George roared back to the house, left his motorbike by the gate and ran around to the back door.
There, on a paved area by the back door, he found Molly lying in a pool of blood and a wailing woman crouched a little way off with her head on her knees and an axe lying beside her.
Kneeling beside Molly, he found that she had a pulse but it was very faint. The blood was coming from a wound on the top of her head. He couldn’t tell how deep it was because of her hair.
‘You’re safe now, Molly,’ he said to her, even though she was unconscious. ‘It’s George, and I’ve got Pet
al safe and sound, too, and I’ll have you in hospital in no time.’
As he waited for assistance, he heard a sound from inside the house. He went in to see what it was and found another woman slumped on the floor. She was older than the first one, and her face was a bloody mess where she’d been hit. She was conscious, but appeared to have taken leave of her senses. She was just making a keening sound and didn’t respond when he asked her name.
The woman outside didn’t appear to have any injuries, but she was still just crouching there, rocking herself to and fro. He removed the axe, just in case she thought of using it again. He guessed that Molly had thrown the big eagle thing he’d seen on the floor in the hall at the other, older woman to escape, and that this younger one had hit her as she came through the kitchen door.
It seemed to take for ever for the emergency services to arrive, and he sat at Molly’s side, urging her to hold on until help came.

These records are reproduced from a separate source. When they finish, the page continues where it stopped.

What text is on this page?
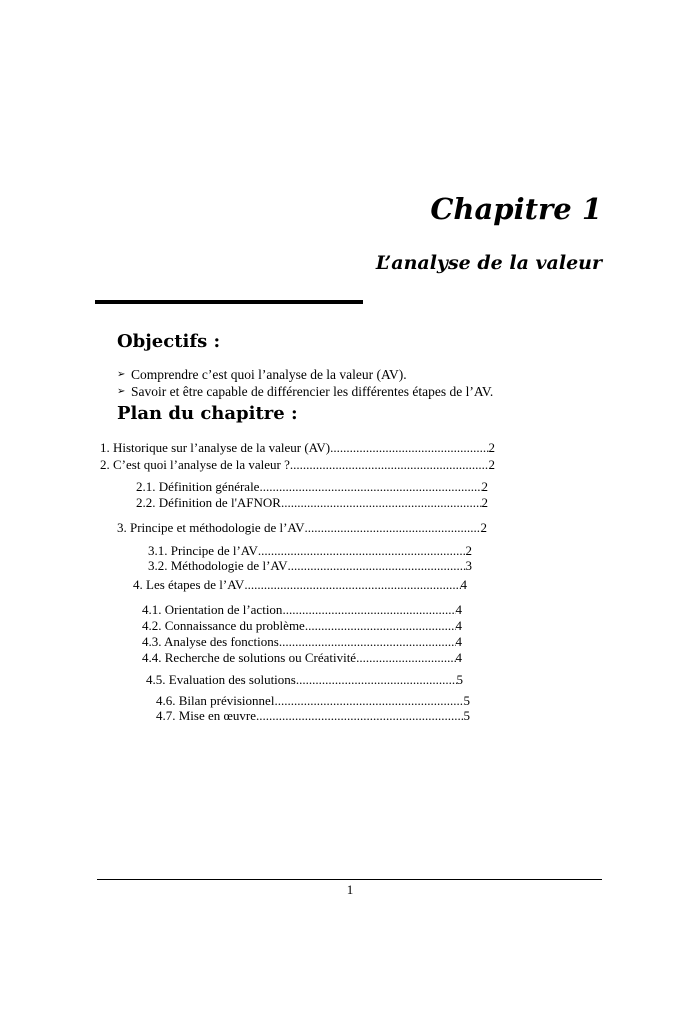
Chapitre 1
L’analyse de la valeur
Objectifs :
➢ Comprendre c’est quoi l’analyse de la valeur (AV).
➢ Savoir et être capable de différencier les différentes étapes de l’AV.
Plan du chapitre :
1. Historique sur l’analyse de la valeur (AV) .....	2
2. C’est quoi l’analyse de la valeur ? .....	2
2.1. Définition générale .....	2
2.2. Définition de l'AFNOR .....	2
3. Principe et méthodologie de l’AV .....	2
3.1. Principe de l’AV .....	2
3.2. Méthodologie de l’AV .....	3
4. Les étapes de l’AV .....	4
4.1. Orientation de l’action .....	4
4.2. Connaissance du problème .....	4
4.3. Analyse des fonctions .....	4
4.4. Recherche de solutions ou Créativité .....	4
4.5. Evaluation des solutions .....	5
4.6. Bilan prévisionnel .....	5
4.7. Mise en œuvre .....	5
1
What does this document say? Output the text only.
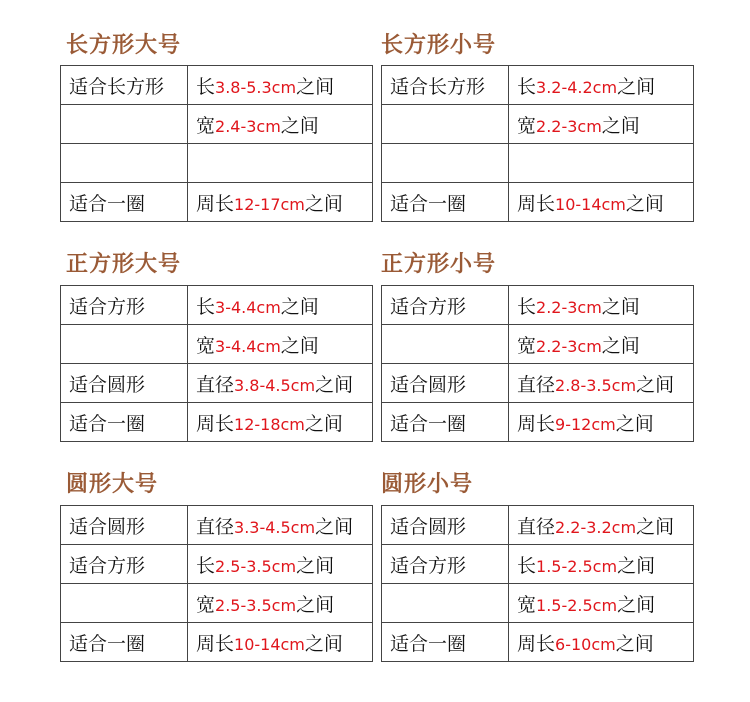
长方形大号
适合长方形	长3.8-5.3cm之间
	宽2.4-3cm之间

适合一圈	周长12-17cm之间
长方形小号
适合长方形	长3.2-4.2cm之间
	宽2.2-3cm之间

适合一圈	周长10-14cm之间
正方形大号
适合方形	长3-4.4cm之间
	宽3-4.4cm之间
适合圆形	直径3.8-4.5cm之间
适合一圈	周长12-18cm之间
正方形小号
适合方形	长2.2-3cm之间
	宽2.2-3cm之间
适合圆形	直径2.8-3.5cm之间
适合一圈	周长9-12cm之间
圆形大号
适合圆形	直径3.3-4.5cm之间
适合方形	长2.5-3.5cm之间
	宽2.5-3.5cm之间
适合一圈	周长10-14cm之间
圆形小号
适合圆形	直径2.2-3.2cm之间
适合方形	长1.5-2.5cm之间
	宽1.5-2.5cm之间
适合一圈	周长6-10cm之间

Looking at what he could see of the house and thinking of the unbalanced state of the two women who lived here, he felt sick to think that Petal had been kept here for months, and he was astounded that no one had reported seeing her.
But, above everything else, above even his anxiety for Molly and Petal and the need to get the two older women into custody, he felt so proud of Molly. She had said she was going to find Petal, and she had. She’d stuck at it like a dog with a bone, even coming to work down here because she had what he thought was a crazy idea that Cassie had lived here. How wrong was he? It was Molly who should become a detective.
Then, all at once, he heard the clanging of an ambulance bell and a police siren.
‘That’s it now, Molly,’ he said to her. ‘You’ll be in hospital in no time and I’m not leaving you.’
George sensed the detective inspector’s hostility even before he opened his mouth to speak. He was middle-aged with a military-style moustache and had introduced himself as DI Pople.
‘We got the message about this from Somerset. So why did you feel it was necessary to come?’